8. Pode-se considerar localizados até agora três
poligenes de distúrbio do humor: um no cromossomo
11 e um em cada braço do cromossomo X. Outros
surgirão.
Poligenes
e polimemes
Para
explicar a associação de duas doenças,
como o distúrbio de humor e o alcoolismo em membros
diferentes da mesma família, apresentei a hipótese
dos poligenes comutativos(11,12), gene que predispõe,
ao mesmo tempo, para mais de um fenótipo.
Como
estamos lidando com nosologias multifatoriais, é
conveniente postular também fatores ambientais
comutativos. Memes (unidades culturais transmissíveis
socialmente(6)) podem fazer parte de um sistema multifatorial
e nesse caso cabe-lhes bem a denominação
de polimemes, como contrapartida ambiental dos poligenes.
Se
um polimeme contribui, ao mesmo tempo, para a manifestação
de dois tipos diversos, estaremos diante de um polimeme
comutativo.
Por
exemplo, o polimeme do senso de responsabilidade, que
recebemos com a educação, cria uma tensão
no trabalho que pode precipitar uma pessoa no alcoolismo
e outra no distúrbio de humor, conforme o resto
de seus polimemes e poligenes.
Os
fatores comutativos, sejam poligenes ou polimemes, contribuem
para explicar as seguintes situações:
1. Concentração familial de duas doenças
em uma família. 0 fator comutativo predispõe
para ambas.

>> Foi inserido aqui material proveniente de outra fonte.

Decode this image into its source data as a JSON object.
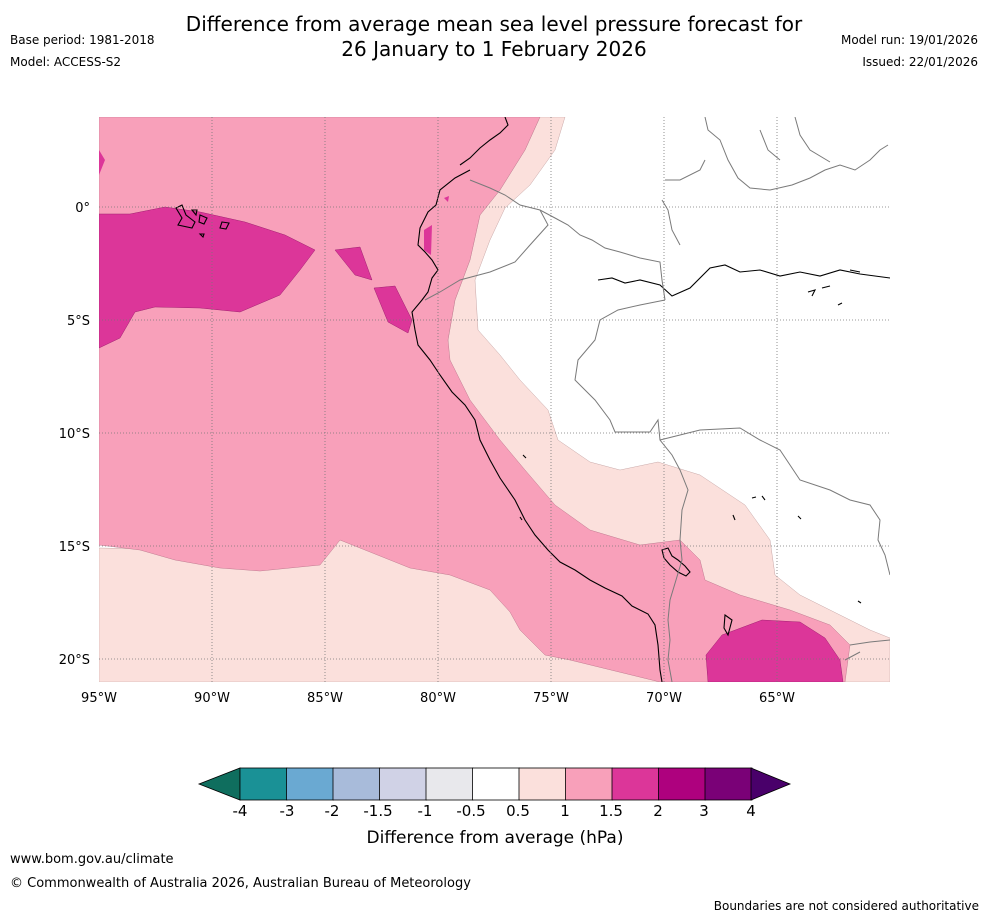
{
  "header": {
    "title_line1": "Difference from average mean sea level pressure forecast for",
    "title_line2": "26 January to 1 February 2026",
    "base_period": "Base period: 1981-2018",
    "model": "Model: ACCESS-S2",
    "model_run": "Model run: 19/01/2026",
    "issued": "Issued: 22/01/2026"
  },
  "map": {
    "lat_labels": [
      "0°",
      "5°S",
      "10°S",
      "15°S",
      "20°S"
    ],
    "lon_labels": [
      "95°W",
      "90°W",
      "85°W",
      "80°W",
      "75°W",
      "70°W",
      "65°W"
    ]
  },
  "colorbar": {
    "ticks": [
      "-4",
      "-3",
      "-2",
      "-1.5",
      "-1",
      "-0.5",
      "0.5",
      "1",
      "1.5",
      "2",
      "3",
      "4"
    ],
    "colors": [
      "#1a9196",
      "#6aa9d2",
      "#a8bbda",
      "#d0d2e6",
      "#e8e8ec",
      "#ffffff",
      "#fbe0dc",
      "#f8a0ba",
      "#dc3699",
      "#ae017e",
      "#7a0177"
    ],
    "left_extend_color": "#0f6e5e",
    "right_extend_color": "#49006a",
    "label": "Difference from average (hPa)"
  },
  "footer": {
    "url": "www.bom.gov.au/climate",
    "copyright": "© Commonwealth of Australia 2026, Australian Bureau of Meteorology",
    "disclaimer": "Boundaries are not considered authoritative"
  }
}
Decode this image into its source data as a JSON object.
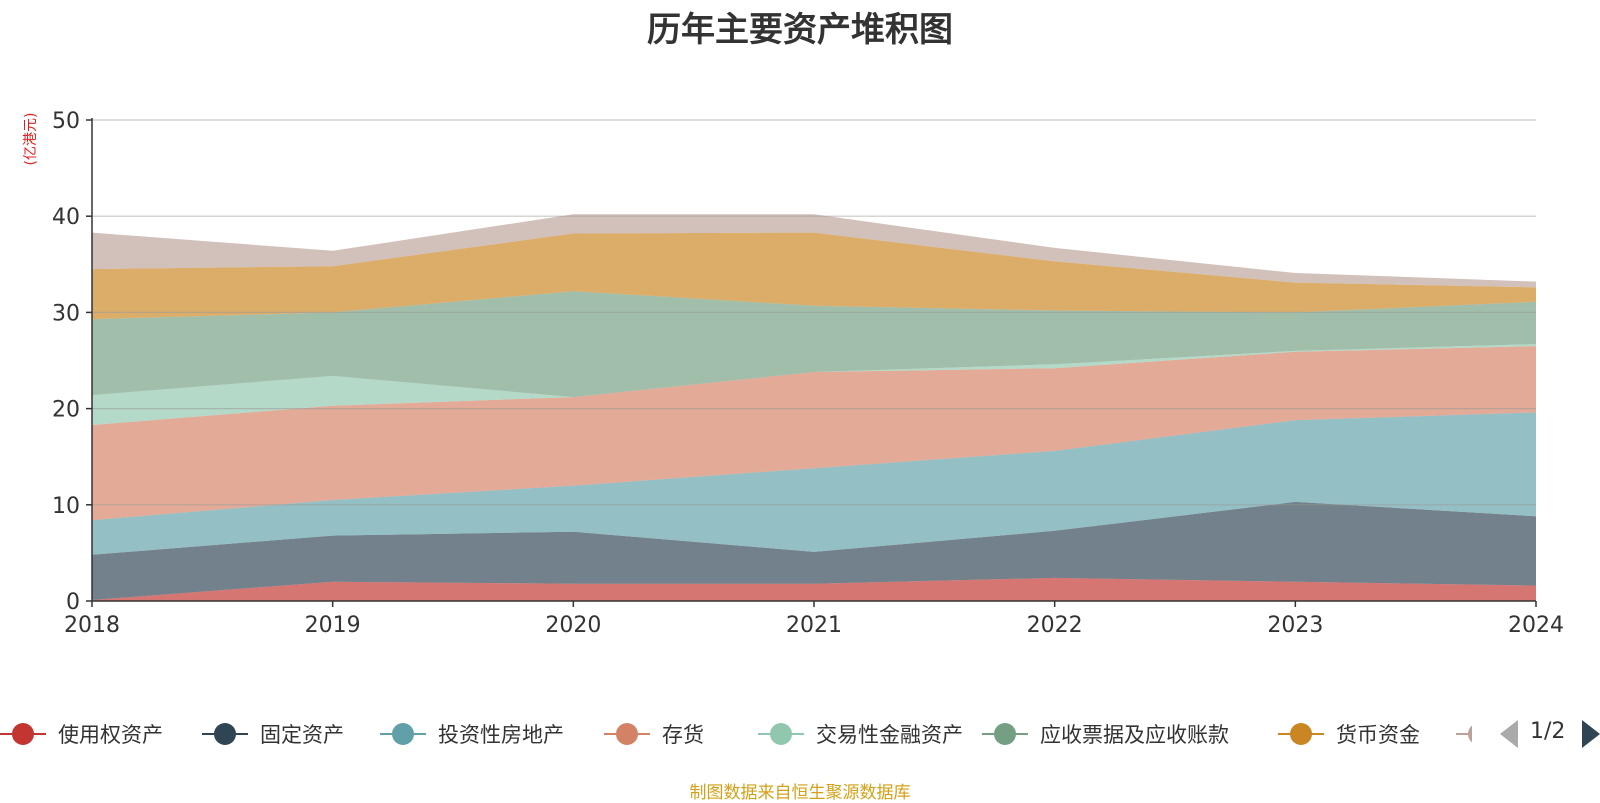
{
  "chart_data": {
    "type": "area",
    "stacked": true,
    "title": "历年主要资产堆积图",
    "unit_label": "(亿港元)",
    "x": [
      "2018",
      "2019",
      "2020",
      "2021",
      "2022",
      "2023",
      "2024"
    ],
    "ylim": [
      0,
      50
    ],
    "yticks": [
      0,
      10,
      20,
      30,
      40,
      50
    ],
    "grid": true,
    "legend_position": "bottom",
    "series": [
      {
        "name": "使用权资产",
        "color": "#c23531",
        "values": [
          0.1,
          2.0,
          1.8,
          1.8,
          2.4,
          2.0,
          1.6
        ]
      },
      {
        "name": "固定资产",
        "color": "#2f4554",
        "values": [
          4.7,
          4.8,
          5.4,
          3.3,
          4.9,
          8.3,
          7.2
        ]
      },
      {
        "name": "投资性房地产",
        "color": "#61a0a8",
        "values": [
          3.6,
          3.7,
          4.8,
          8.7,
          8.3,
          8.5,
          10.8
        ]
      },
      {
        "name": "存货",
        "color": "#d48265",
        "values": [
          9.9,
          9.8,
          9.2,
          10.0,
          8.6,
          7.1,
          6.9
        ]
      },
      {
        "name": "交易性金融资产",
        "color": "#91c7ae",
        "values": [
          3.1,
          3.1,
          0.0,
          0.0,
          0.4,
          0.1,
          0.2
        ]
      },
      {
        "name": "应收票据及应收账款",
        "color": "#749f83",
        "values": [
          7.9,
          6.6,
          11.0,
          6.9,
          5.6,
          4.0,
          4.4
        ]
      },
      {
        "name": "货币资金",
        "color": "#ca8622",
        "values": [
          5.2,
          4.8,
          6.0,
          7.6,
          5.1,
          3.1,
          1.5
        ]
      },
      {
        "name": "",
        "color": "#bda29a",
        "values": [
          3.8,
          1.6,
          2.0,
          1.9,
          1.4,
          1.0,
          0.6
        ]
      }
    ]
  },
  "legend": {
    "visible_items": [
      "使用权资产",
      "固定资产",
      "投资性房地产",
      "存货",
      "交易性金融资产",
      "应收票据及应收账款",
      "货币资金",
      ""
    ],
    "page_text": "1/2"
  },
  "footer": {
    "source": "制图数据来自恒生聚源数据库"
  }
}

Aparecerá uma ou outra conforme os
demais poligenes e polimemes.
2.
Transição entre personalidade normal e
doença mental. O fator comutativo predispõe
para certa personalidade e, ao mesmo tempo, para certa
doença. Então surgem, na mesma família,
afetados, além de pessoas normais com aquela
personalidade.
3. Doenças com espectro de sinais. O fator comutativo
predispõe para vários elementos do espectro
e assim dá unidade à nosologia, que apresenta
expressividade variável decorrente dos outros
polifatores.
4. Diagnóstico diferencial difícil, devido
a transições. O fator comutativo predispõe
às duas doenças e os dois sistemas rnultifatoriais
produzem uma distribuição de sinais clínicos
com mistura de partes dos dois espectros.
Summary
Epidemiology
and genetics of mood disorders
The
techniques allowing the location of three genes for
the predisposition to mood disorders (affective illness,
mania-depressive psychosis) are described. One of the
genes is in chromosome 11 and the other two are in the
X chromosome. The modern classification of mood disoreders
is presented. Data on adopted children and twins are
reviewed to demonstrate the influence of genes and environmental
factors on the etiology of these illness. Their prevalences
in the population and their morbid risks in families
of propositi are presented. It is concluded that mood
disorders have a multifatorial polygenic determination.
This explains the continuous transitions observed between
the recognized forms of mood disorders. Based on this
type of inheritance, an explanation is advanced for
the contradictions existing among different attempts
for locating genes involved in the predisposition to
mood disorders and to schizophrenia. A hypothesis based
on commutative polygenes and polymemes is proposed for
explaining the concentration of alcoholism and mood
disorders in the same families.
Uniterms:
mood disorders genes; commutative polygenes and polymemes.